Una delegazione cinese, partner del brand Sapere Lucano creato per unire e valorizzare le eccellenze lucane, è in visita in questi giorni in Basilicata per conoscere le ricchezze agro-alimentari e turistiche della regione, lungo le vie della dieta mediterranea.

Il gruppo, composto da Zhou Xiao Yan, presidente dell’hotel Huaxia di Milano e del giornale Europe Chinese News, il cui direttore, Xu Wenshan, ha seguito il viaggio lucano della rappresentanza orientale completata da Li Chendong, amministratore della DZH Travel che opera nel campo dell’incoming, ha visitato questa mattina la futura Capitale europea della Cultura, guidato dall’amministratore di Sapere Lucano, Giovanni Pirrone, dal Direttore commerciale Rocco Santoro, e da Carla Cirone, che si occupa del marketing e della comunicazione del marchio con Bring Up, start up di giovani professionisti lucani creata da Sapere Lucano, specializzata in attività di internazionalizzazione. In loro compagnia, gli ospiti hanno esplorato gli antichi Sassi di Matera e ammirato il panorama che si gode dal belvedere di Murgia Timone, oltre a visitare alcune delle strutture ricettive del paniere di Sapere Lucano.

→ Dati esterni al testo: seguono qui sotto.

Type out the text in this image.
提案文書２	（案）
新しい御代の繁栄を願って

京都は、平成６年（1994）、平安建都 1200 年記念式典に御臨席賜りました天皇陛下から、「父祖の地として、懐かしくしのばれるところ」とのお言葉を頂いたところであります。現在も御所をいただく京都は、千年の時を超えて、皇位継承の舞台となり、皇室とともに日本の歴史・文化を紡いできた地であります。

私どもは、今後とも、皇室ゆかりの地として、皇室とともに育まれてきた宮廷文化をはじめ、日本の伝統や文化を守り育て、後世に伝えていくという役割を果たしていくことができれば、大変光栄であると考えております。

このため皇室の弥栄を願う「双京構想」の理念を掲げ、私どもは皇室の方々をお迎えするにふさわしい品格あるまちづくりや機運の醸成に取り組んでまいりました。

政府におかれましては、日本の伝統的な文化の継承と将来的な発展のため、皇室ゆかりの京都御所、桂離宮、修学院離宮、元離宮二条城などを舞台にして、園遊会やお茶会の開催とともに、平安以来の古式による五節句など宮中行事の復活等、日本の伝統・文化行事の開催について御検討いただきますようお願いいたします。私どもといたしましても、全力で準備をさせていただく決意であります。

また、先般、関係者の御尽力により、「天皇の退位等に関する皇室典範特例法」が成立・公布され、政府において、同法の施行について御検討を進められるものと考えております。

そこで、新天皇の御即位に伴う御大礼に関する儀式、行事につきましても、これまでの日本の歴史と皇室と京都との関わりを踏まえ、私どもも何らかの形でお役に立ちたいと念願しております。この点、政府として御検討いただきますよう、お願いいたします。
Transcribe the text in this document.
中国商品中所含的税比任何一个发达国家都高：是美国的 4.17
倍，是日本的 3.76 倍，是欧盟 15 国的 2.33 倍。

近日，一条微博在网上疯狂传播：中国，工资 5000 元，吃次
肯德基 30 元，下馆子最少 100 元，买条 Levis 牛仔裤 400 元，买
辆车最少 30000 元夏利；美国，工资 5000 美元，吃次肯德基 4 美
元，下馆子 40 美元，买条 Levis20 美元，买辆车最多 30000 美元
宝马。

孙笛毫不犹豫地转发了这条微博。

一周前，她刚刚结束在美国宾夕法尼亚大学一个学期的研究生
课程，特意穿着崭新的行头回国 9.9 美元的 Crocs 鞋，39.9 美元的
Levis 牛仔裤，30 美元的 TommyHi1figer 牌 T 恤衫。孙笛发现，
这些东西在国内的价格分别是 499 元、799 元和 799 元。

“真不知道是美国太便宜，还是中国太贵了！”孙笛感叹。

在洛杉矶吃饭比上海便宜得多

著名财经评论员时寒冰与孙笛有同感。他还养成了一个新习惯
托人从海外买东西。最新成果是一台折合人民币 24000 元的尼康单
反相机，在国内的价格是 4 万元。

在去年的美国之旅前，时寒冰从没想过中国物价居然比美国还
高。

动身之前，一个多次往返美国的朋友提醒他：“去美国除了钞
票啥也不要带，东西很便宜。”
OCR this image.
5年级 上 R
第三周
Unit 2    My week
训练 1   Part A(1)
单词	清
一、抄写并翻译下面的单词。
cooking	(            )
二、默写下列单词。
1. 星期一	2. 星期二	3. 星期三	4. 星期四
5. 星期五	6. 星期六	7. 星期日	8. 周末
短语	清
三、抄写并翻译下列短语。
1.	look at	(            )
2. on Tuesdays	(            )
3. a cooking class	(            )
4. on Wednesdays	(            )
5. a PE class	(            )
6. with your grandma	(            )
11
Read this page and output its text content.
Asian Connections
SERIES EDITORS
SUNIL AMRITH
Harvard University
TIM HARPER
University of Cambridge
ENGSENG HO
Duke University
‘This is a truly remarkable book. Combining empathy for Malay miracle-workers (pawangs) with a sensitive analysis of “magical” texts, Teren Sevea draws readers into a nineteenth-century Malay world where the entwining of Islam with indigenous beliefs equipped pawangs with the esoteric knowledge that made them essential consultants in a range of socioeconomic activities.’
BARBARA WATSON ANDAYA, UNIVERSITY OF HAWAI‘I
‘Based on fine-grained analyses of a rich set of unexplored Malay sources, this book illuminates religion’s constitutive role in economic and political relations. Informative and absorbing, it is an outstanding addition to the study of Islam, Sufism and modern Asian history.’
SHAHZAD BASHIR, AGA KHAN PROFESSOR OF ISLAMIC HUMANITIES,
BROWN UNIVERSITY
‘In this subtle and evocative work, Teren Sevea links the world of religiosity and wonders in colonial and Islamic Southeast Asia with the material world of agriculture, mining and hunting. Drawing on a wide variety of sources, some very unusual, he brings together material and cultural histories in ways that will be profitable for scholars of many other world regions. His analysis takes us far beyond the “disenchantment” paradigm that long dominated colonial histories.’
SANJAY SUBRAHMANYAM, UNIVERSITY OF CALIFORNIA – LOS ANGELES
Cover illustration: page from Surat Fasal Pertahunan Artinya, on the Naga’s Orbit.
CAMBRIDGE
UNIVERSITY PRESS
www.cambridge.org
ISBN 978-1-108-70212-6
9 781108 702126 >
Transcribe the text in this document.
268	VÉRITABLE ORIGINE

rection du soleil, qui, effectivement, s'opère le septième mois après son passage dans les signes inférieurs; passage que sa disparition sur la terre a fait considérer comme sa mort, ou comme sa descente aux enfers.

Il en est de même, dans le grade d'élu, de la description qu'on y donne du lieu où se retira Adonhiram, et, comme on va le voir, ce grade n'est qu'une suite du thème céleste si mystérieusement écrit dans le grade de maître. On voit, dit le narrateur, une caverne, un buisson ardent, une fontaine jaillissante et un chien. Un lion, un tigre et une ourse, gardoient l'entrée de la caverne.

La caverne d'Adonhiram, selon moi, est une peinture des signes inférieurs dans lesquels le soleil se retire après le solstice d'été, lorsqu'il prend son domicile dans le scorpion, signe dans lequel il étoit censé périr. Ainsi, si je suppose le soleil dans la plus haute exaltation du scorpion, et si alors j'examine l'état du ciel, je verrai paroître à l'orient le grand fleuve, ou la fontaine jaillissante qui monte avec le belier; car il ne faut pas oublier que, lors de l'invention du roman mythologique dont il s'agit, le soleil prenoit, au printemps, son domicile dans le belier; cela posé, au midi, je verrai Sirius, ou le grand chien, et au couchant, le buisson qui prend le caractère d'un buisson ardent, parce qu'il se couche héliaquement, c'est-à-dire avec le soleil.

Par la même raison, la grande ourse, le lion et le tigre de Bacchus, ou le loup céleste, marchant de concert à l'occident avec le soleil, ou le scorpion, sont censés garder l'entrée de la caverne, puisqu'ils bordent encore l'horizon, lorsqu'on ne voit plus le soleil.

“E’ la prima volta in assoluto che visito Matera” ha raccontato Li Chendong, al belvedere di Piazza Vittorio Veneto. “Davanti ad un panorama così, si rimane a bocca aperta. In vista dell’Expo, siamo interessati al prodotto turistico lucano perché, grazie ai nostri amici di Sapere Lucano, sappiamo che qui c’è un’importante tradizione di dieta mediterranea. Cogliendo l’occasione dell’importante appuntamento milanese, cercheremo di attirare i turisti orientali, che spesso conoscono solo le maggiori città d’arte italiane, verso la Basilicata, una zona molto bella, ma ancora poco nota. Pensiamo ad un tour alla scoperta del Sud Italia, con un itinerario dedicato”.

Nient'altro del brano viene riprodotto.